SECURITE SOCIALE DECLARATION CGT

Déclaration CGT

Conseil d’installation de la CNAMTS du 6 novembre 2014

en présence de la ministre de la Santé

Nous sommes réunis ce jour dans notre maison qu’est la Sécurité sociale, voulue et créée en 1945 pour donner un sens commun à la population de notre pays.

Les principes fondamentaux de la Sécurité sociale sont encore autant d’actualité aujourd’hui qu’à sa création en période de reconstruction du pays. L’exigence d’une Sécurité sociale de haut niveau, en cette période de crise, est tout autant incontournable.

Grace à ses acquis et à des droits garantis, la Sécurité sociale, permet même en temps de crise économique et sociale, d’éviter à des milliers de salariés de plonger dans la misère et la pauvreté.

Nul ne peut se permettre de la remettre en cause.

La protection sociale n’a pas pour but de réduire les inégalités. Cette réduction relève de la politique sociale du pays, c’est un choix politique qui revient au gouvernement.

S’attaquer aux inégalités pour remettre en cause les différences sociales impose un choix que doit faire d’urgence votre gouvernement.

A l’inverse, la Sécurité sociale est basée sur la solidarité avec les principes d’Universalité, d’Unicité et de Démocratie à la différence d’un système assurantiel et individualiste qui aggrave les inégalités. La Sécurité sociale est le pilier de la protection sociale.

L’Universalité avant d’être un mot est un principe indéfectible et les attaques contre celle-ci telle que la remise en cause des allocations familiales pour toutes les familles est une erreur majeure.

Cette offensive s’attaque aujourd’hui à la famille avant de s’en prendre demain à la santé donc à la vie de nos concitoyens.

La Sécurité sociale est une et indivisible. C’est un ensemble cohérent faisant que toute la population, de la naissance à la mort, de l’individu à la famille, du travailleur, du privé d’emploi au retraité, des personnes les plus démunies aux personnes aisées ; depuis bientôt 70 ans, elle instaure le principe unique au monde selon lequel « chacun cotise selon ses revenus et reçoit selon ses besoins ».

Afin de défendre ces principes, la démocratie est le moyen incontournable de sa mise en œuvre. C’est pourquoi la CGT revendique des élections aux organismes de Sécurité sociale.

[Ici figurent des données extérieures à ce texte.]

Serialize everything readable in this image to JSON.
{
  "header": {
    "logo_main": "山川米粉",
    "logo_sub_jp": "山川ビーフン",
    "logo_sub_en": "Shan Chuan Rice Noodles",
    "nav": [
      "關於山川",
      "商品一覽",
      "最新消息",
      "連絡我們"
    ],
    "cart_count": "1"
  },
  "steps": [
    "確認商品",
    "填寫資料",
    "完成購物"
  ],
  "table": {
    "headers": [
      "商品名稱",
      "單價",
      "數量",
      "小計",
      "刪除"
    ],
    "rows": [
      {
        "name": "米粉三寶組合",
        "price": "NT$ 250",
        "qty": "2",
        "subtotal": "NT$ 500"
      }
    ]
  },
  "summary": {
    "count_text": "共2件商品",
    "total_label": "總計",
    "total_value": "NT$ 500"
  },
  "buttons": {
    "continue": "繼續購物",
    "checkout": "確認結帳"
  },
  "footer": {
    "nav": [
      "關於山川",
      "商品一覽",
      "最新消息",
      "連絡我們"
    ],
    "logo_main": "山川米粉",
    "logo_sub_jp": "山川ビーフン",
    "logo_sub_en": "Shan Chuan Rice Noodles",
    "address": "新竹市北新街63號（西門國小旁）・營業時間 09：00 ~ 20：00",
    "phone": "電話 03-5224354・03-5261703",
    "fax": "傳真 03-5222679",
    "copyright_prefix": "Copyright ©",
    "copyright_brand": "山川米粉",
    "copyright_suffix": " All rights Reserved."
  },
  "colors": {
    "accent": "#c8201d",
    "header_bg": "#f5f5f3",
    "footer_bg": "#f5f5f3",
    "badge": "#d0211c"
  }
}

Notre Sécurité sociale doit être gérée directement par l’intermédiaire des représentants des assurés sociaux.

Pour rappel notre dernière élection a eu lieu le 19 octobre 1983 sous un gouvernement ressemblant au vôtre.

Par le pacte de responsabilité, avec des économies de 10 milliards sur l’Assurance maladie soit disant sans dégrader la qualité des soins !!! 3 milliards pris sur les hôpitaux d’ici 2017 alors que ceux-ci sont en très grandes difficultés financières… 11 milliards sur les autres branches de la Sécurité sociale – vieillesse, famille et recouvrement auxquelles s’ajoutent les économies sur les frais de gestion des caisses de 1,2 milliards, ce qui représente plus de 5 000 suppressions d’emplois.

Votre gouvernement s’attaque aux fondements même de notre système.

La Sécurité sociale n’est pas malade de trop de dépenses mais d’un manque de recettes. Le patronat, depuis toujours, a agi pour affaiblir les droits et diminuer les cotisations sociales au financement. De réforme en reforme, il a obtenu des exonérations de cotisations sociales (30 milliards par an) notamment sur les bas salaires, des baisses de cotisations, des aides publiques de l’Etat (220 milliards aujourd’hui)… au nom d’un soi-disant « coût du travail » trop élevé qui nuirait à l’emploi. Clairement, aujourd’hui le coût n’est pas celui des salaires mais bien la part de richesses prélevées sur le travail pour le donner en cadeau aux actionnaires.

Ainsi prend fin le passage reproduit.